On contrary, tube dilation was consistently observed in Pkd1-/- tubes independently of coating conditions (Figure 5B and Supplementary Figures 7, 8). The kinetic evolution illustrates a mean Pkd1-/- dilation of ∼60% compared to the initial value (Figure 5D). The maximum deformation (over time) was 1.43 ± 0.03 (ntubes = 28) reflecting a large tube dilation (Figure 5E).
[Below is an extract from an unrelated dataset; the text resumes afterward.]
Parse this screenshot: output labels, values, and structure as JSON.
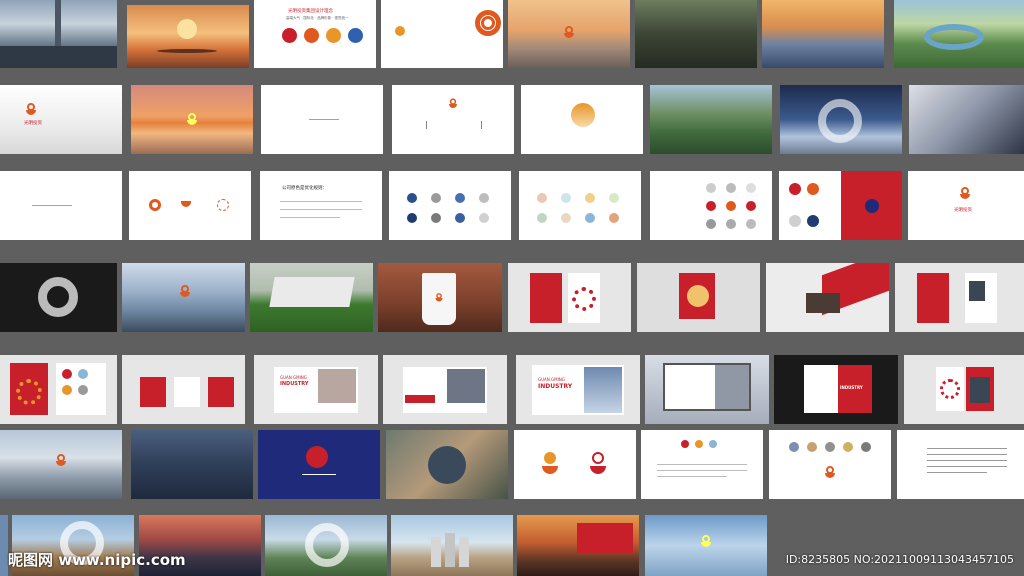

Tubes remained globally homogeneous in diameter when dilated (Supplementary Figure 9A). Altogether, these experiments showed that Pkd1-/- lining collagen tubes induce a significant tube dilation.

Once demonstrated that Pkd1-/- cells induced a significant tube dilation, we investigated whether the five tubes present in collagen were mechanically coupled. To do so, we performed several quantifications. The intertube spacing was measured and showed a decrease from 190 μm to ∼160 μm 25 days after seeding (Supplementary Figure 9B). This intertube spacing was compared to the local tube deformation: a clear anticorrelation was observed (Supplementary Figure 9C), in agreement with the idea that the tube deformation led to a short-scale remodeling of the intertube matrix. This suggested that each dilation event was independent. At last, correlation coefficients were calculated between adjacent contour lines in adjacent tubes (Supplementary Figure 9D), in order to evaluate if local deformations of one tube spatially corresponded to local deformations of the neighbor tube. These data showed that, in these conditions (tube spacing of 200 μm), tube dilations were not significantly coupled.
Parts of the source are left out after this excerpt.